Figure 1. Overview of the experimental approach.

Figure 1

Litter was produced under ambient- and elevated-CO2 atmospheres at BangorFACE, UK. Half of the litter from each CO2 treatment was conditioned aquatically and half terrestrially. Chemical analyses of the conditioned litter were undertaken, and litter discs were presented to aquatic and terrestrial invertebrates in choice and no-choice tests. Only one tree and one invertebrate species have been shown for clarity. Not to scale.

Initial chemical leaching and microbial colonisation of litter (‘conditioning’) are crucial steps in making litter palatable to detritivorous macroinvertebrates [25], [26]. Prior to the start of the experiment, litter was conditioned in fine mesh bags (100 µm to permit microorganisms only) placed in plastic containers (29×29×10 cm; Fig. 1). For each tree species ×CO2 treatment combination, one bag was placed in aerated stream water that was inoculated with stream-collected litter of mixed-species origin (‘aquatic conditioning’); a second bag per tree species ×CO2 treatment combination was inserted between field-collected soil and mixed deciduous leaf litter (‘terrestrial conditioning’).
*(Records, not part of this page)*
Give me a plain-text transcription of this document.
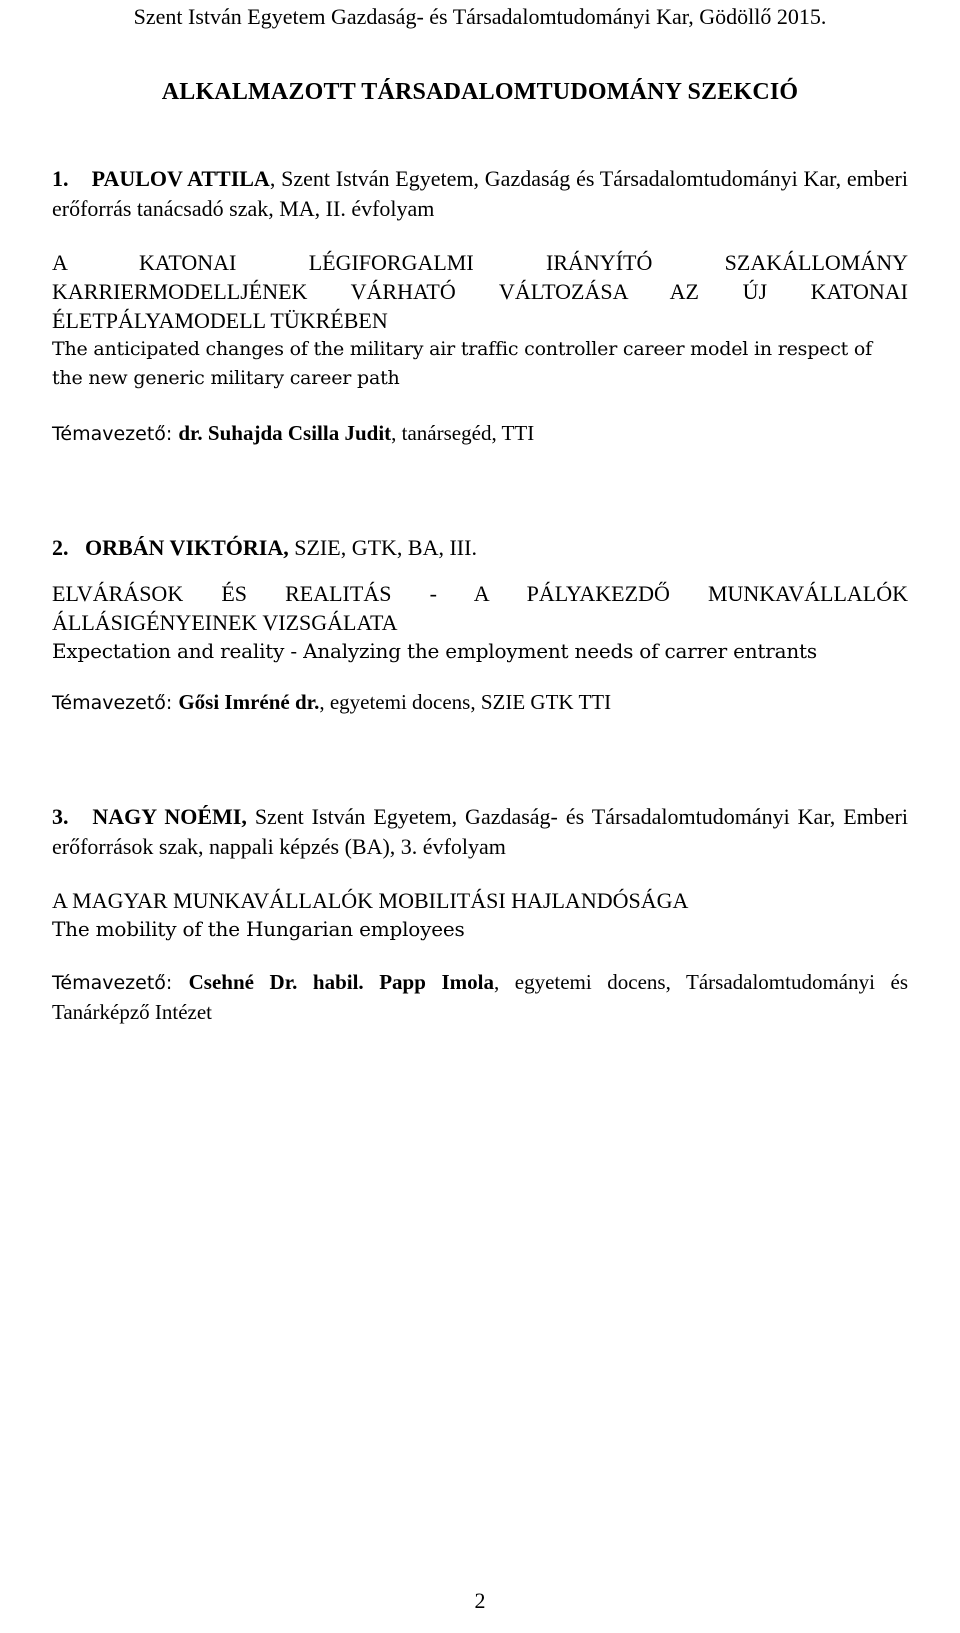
Szent István Egyetem Gazdaság- és Társadalomtudományi Kar, Gödöllő 2015.
ALKALMAZOTT TÁRSADALOMTUDOMÁNY SZEKCIÓ
1. PAULOV ATTILA, Szent István Egyetem, Gazdaság és Társadalomtudományi Kar, emberi erőforrás tanácsadó szak, MA, II. évfolyam
A KATONAI LÉGIFORGALMI IRÁNYÍTÓ SZAKÁLLOMÁNY
KARRIERMODELLJÉNEK VÁRHATÓ VÁLTOZÁSA AZ ÚJ KATONAI
ÉLETPÁLYAMODELL TÜKRÉBEN
The anticipated changes of the military air traffic controller career model in respect of the new generic military career path
Témavezető: dr. Suhajda Csilla Judit, tanársegéd, TTI
2. ORBÁN VIKTÓRIA, SZIE, GTK, BA, III.
ELVÁRÁSOK ÉS REALITÁS - A PÁLYAKEZDŐ MUNKAVÁLLALÓK ÁLLÁSIGÉNYEINEK VIZSGÁLATA
Expectation and reality - Analyzing the employment needs of carrer entrants
Témavezető: Gősi Imréné dr., egyetemi docens, SZIE GTK TTI
3. NAGY NOÉMI, Szent István Egyetem, Gazdaság- és Társadalomtudományi Kar, Emberi erőforrások szak, nappali képzés (BA), 3. évfolyam
A MAGYAR MUNKAVÁLLALÓK MOBILITÁSI HAJLANDÓSÁGA
The mobility of the Hungarian employees
Témavezető: Csehné Dr. habil. Papp Imola, egyetemi docens, Társadalomtudományi és Tanárképző Intézet
2
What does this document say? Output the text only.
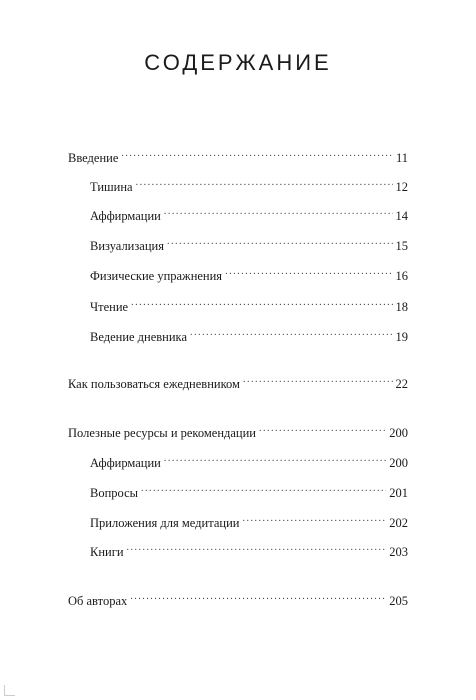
СОДЕРЖАНИЕ
Введение .....	11
Тишина .....	12
Аффирмации .....	14
Визуализация .....	15
Физические упражнения .....	16
Чтение .....	18
Ведение дневника .....	19
Как пользоваться ежедневником .....	22
Полезные ресурсы и рекомендации .....	200
Аффирмации .....	200
Вопросы .....	201
Приложения для медитации .....	202
Книги .....	203
Об авторах .....	205
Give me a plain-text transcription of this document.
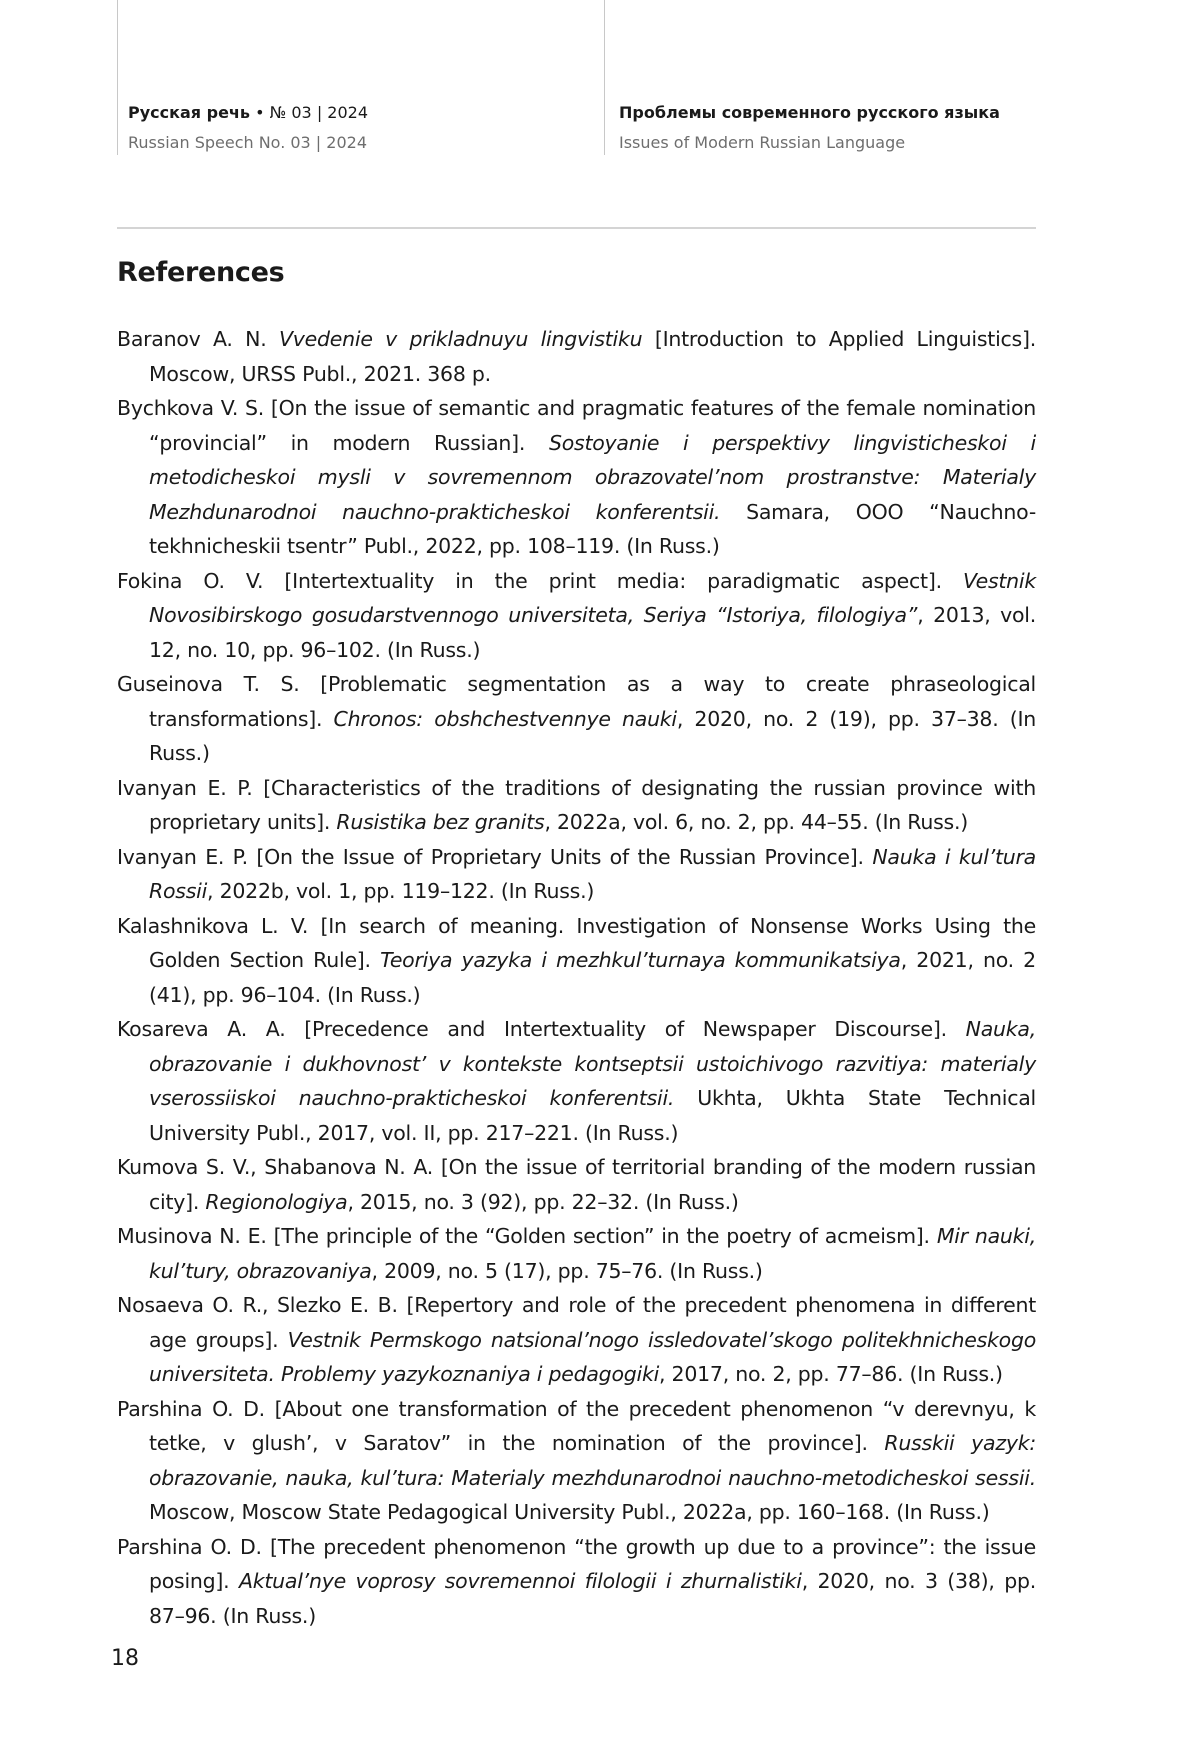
Русская речь • № 03 | 2024
Russian Speech No. 03 | 2024
Проблемы современного русского языка
Issues of Modern Russian Language
References

Baranov A. N. Vvedenie v prikladnuyu lingvistiku [Introduction to Applied Linguistics]. Moscow, URSS Publ., 2021. 368 p.

Bychkova V. S. [On the issue of semantic and pragmatic features of the female nomination “provincial” in modern Russian]. Sostoyanie i perspektivy lingvisticheskoi i metodicheskoi mysli v sovremennom obrazovatel’nom prostranstve: Materialy Mezhdunarodnoi nauchno-prakticheskoi konferentsii. Samara, OOO “Nauchno-tekhnicheskii tsentr” Publ., 2022, pp. 108–119. (In Russ.)

Fokina O. V. [Intertextuality in the print media: paradigmatic aspect]. Vestnik Novosibirskogo gosudarstvennogo universiteta, Seriya “Istoriya, filologiya”, 2013, vol. 12, no. 10, pp. 96–102. (In Russ.)

Guseinova T. S. [Problematic segmentation as a way to create phraseological transformations]. Chronos: obshchestvennye nauki, 2020, no. 2 (19), pp. 37–38. (In Russ.)

Ivanyan E. P. [Characteristics of the traditions of designating the russian province with proprietary units]. Rusistika bez granits, 2022a, vol. 6, no. 2, pp. 44–55. (In Russ.)

Ivanyan E. P. [On the Issue of Proprietary Units of the Russian Province]. Nauka i kul’tura Rossii, 2022b, vol. 1, pp. 119–122. (In Russ.)

Kalashnikova L. V. [In search of meaning. Investigation of Nonsense Works Using the Golden Section Rule]. Teoriya yazyka i mezhkul’turnaya kommunikatsiya, 2021, no. 2 (41), pp. 96–104. (In Russ.)

Kosareva A. A. [Precedence and Intertextuality of Newspaper Discourse]. Nauka, obrazovanie i dukhovnost’ v kontekste kontseptsii ustoichivogo razvitiya: materialy vserossiiskoi nauchno-prakticheskoi konferentsii. Ukhta, Ukhta State Technical University Publ., 2017, vol. II, pp. 217–221. (In Russ.)

Kumova S. V., Shabanova N. A. [On the issue of territorial branding of the modern russian city]. Regionologiya, 2015, no. 3 (92), pp. 22–32. (In Russ.)

Musinova N. E. [The principle of the “Golden section” in the poetry of acmeism]. Mir nauki, kul’tury, obrazovaniya, 2009, no. 5 (17), pp. 75–76. (In Russ.)

Nosaeva O. R., Slezko E. B. [Repertory and role of the precedent phenomena in different age groups]. Vestnik Permskogo natsional’nogo issledovatel’skogo politekhnicheskogo universiteta. Problemy yazykoznaniya i pedagogiki, 2017, no. 2, pp. 77–86. (In Russ.)

Parshina O. D. [About one transformation of the precedent phenomenon “v derevnyu, k tetke, v glush’, v Saratov” in the nomination of the province]. Russkii yazyk: obrazovanie, nauka, kul’tura: Materialy mezhdunarodnoi nauchno-metodicheskoi sessii. Moscow, Moscow State Pedagogical University Publ., 2022a, pp. 160–168. (In Russ.)

Parshina O. D. [The precedent phenomenon “the growth up due to a province”: the issue posing]. Aktual’nye voprosy sovremennoi filologii i zhurnalistiki, 2020, no. 3 (38), pp. 87–96. (In Russ.)

18
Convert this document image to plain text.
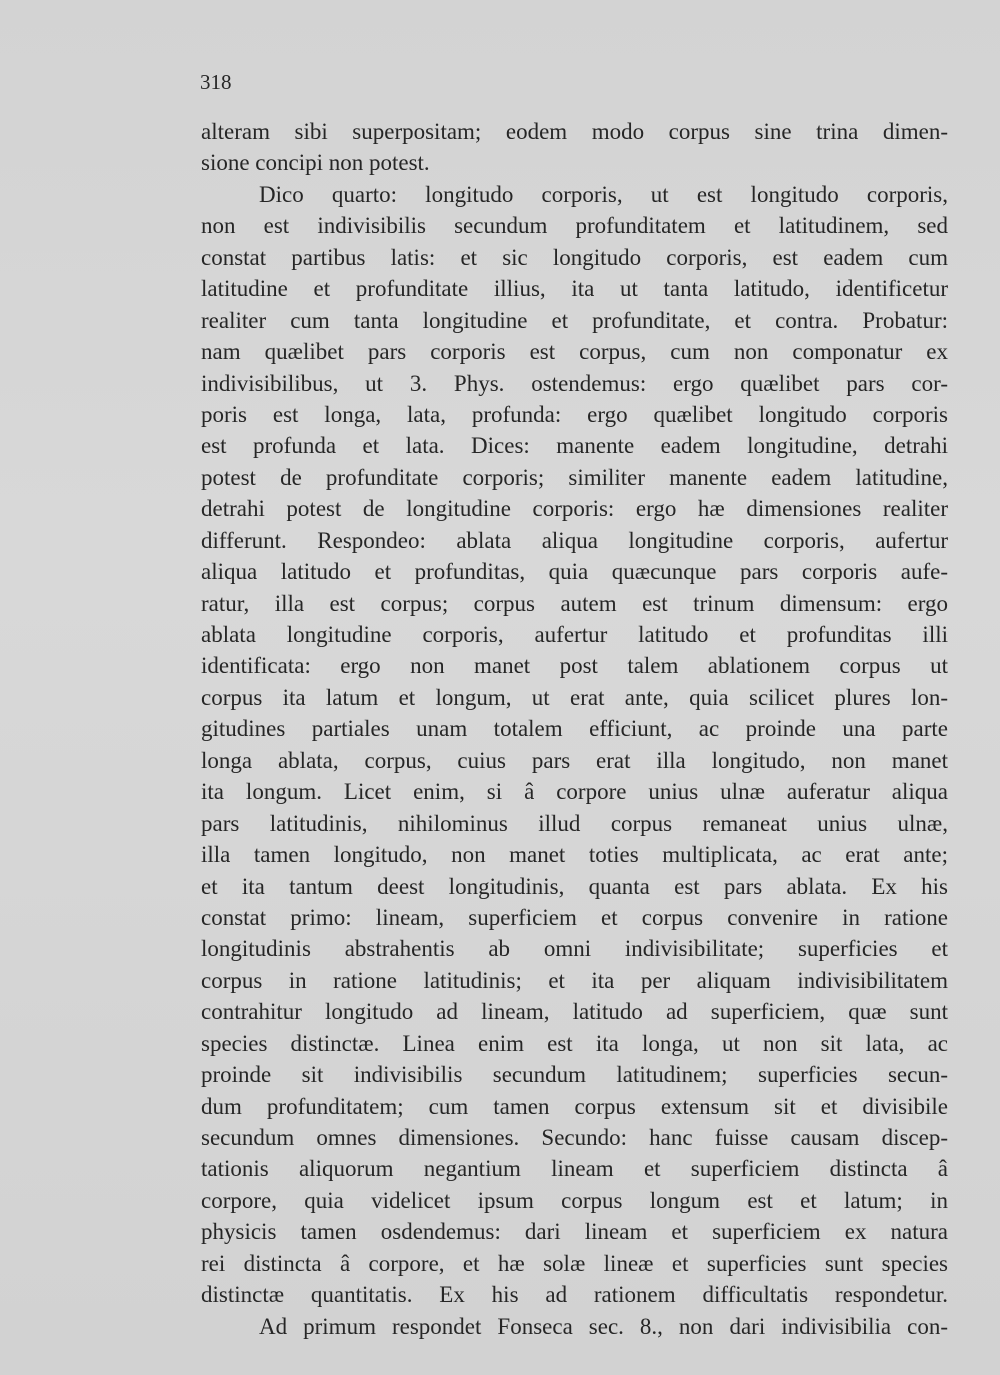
318
alteram sibi superpositam; eodem modo corpus sine trina dimen-
sione concipi non potest.
Dico quarto: longitudo corporis, ut est longitudo corporis,
non est indivisibilis secundum profunditatem et latitudinem, sed
constat partibus latis: et sic longitudo corporis, est eadem cum
latitudine et profunditate illius, ita ut tanta latitudo, identificetur
realiter cum tanta longitudine et profunditate, et contra. Probatur:
nam quælibet pars corporis est corpus, cum non componatur ex
indivisibilibus, ut 3. Phys. ostendemus: ergo quælibet pars cor-
poris est longa, lata, profunda: ergo quælibet longitudo corporis
est profunda et lata. Dices: manente eadem longitudine, detrahi
potest de profunditate corporis; similiter manente eadem latitudine,
detrahi potest de longitudine corporis: ergo hæ dimensiones realiter
differunt. Respondeo: ablata aliqua longitudine corporis, aufertur
aliqua latitudo et profunditas, quia quæcunque pars corporis aufe-
ratur, illa est corpus; corpus autem est trinum dimensum: ergo
ablata longitudine corporis, aufertur latitudo et profunditas illi
identificata: ergo non manet post talem ablationem corpus ut
corpus ita latum et longum, ut erat ante, quia scilicet plures lon-
gitudines partiales unam totalem efficiunt, ac proinde una parte
longa ablata, corpus, cuius pars erat illa longitudo, non manet
ita longum. Licet enim, si â corpore unius ulnæ auferatur aliqua
pars latitudinis, nihilominus illud corpus remaneat unius ulnæ,
illa tamen longitudo, non manet toties multiplicata, ac erat ante;
et ita tantum deest longitudinis, quanta est pars ablata. Ex his
constat primo: lineam, superficiem et corpus convenire in ratione
longitudinis abstrahentis ab omni indivisibilitate; superficies et
corpus in ratione latitudinis; et ita per aliquam indivisibilitatem
contrahitur longitudo ad lineam, latitudo ad superficiem, quæ sunt
species distinctæ. Linea enim est ita longa, ut non sit lata, ac
proinde sit indivisibilis secundum latitudinem; superficies secun-
dum profunditatem; cum tamen corpus extensum sit et divisibile
secundum omnes dimensiones. Secundo: hanc fuisse causam discep-
tationis aliquorum negantium lineam et superficiem distincta â
corpore, quia videlicet ipsum corpus longum est et latum; in
physicis tamen osdendemus: dari lineam et superficiem ex natura
rei distincta â corpore, et hæ solæ lineæ et superficies sunt species
distinctæ quantitatis. Ex his ad rationem difficultatis respondetur.
Ad primum respondet Fonseca sec. 8., non dari indivisibilia con-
Containers were maintained at 11±1°C with a 12∶12 h light-dark cycle and terrestrial containers were sprayed with deionised water every three days to maintain humidity (∼50%). These conditions were selected to represent natural conditioning processes in aquatic and terrestrial habitats in a controlled manner. After two weeks, leaf discs were cut using a 9 mm diameter cork-borer (avoiding the mid-vein), which were air-dried and weighed (±0.1 mg) prior to experimental use.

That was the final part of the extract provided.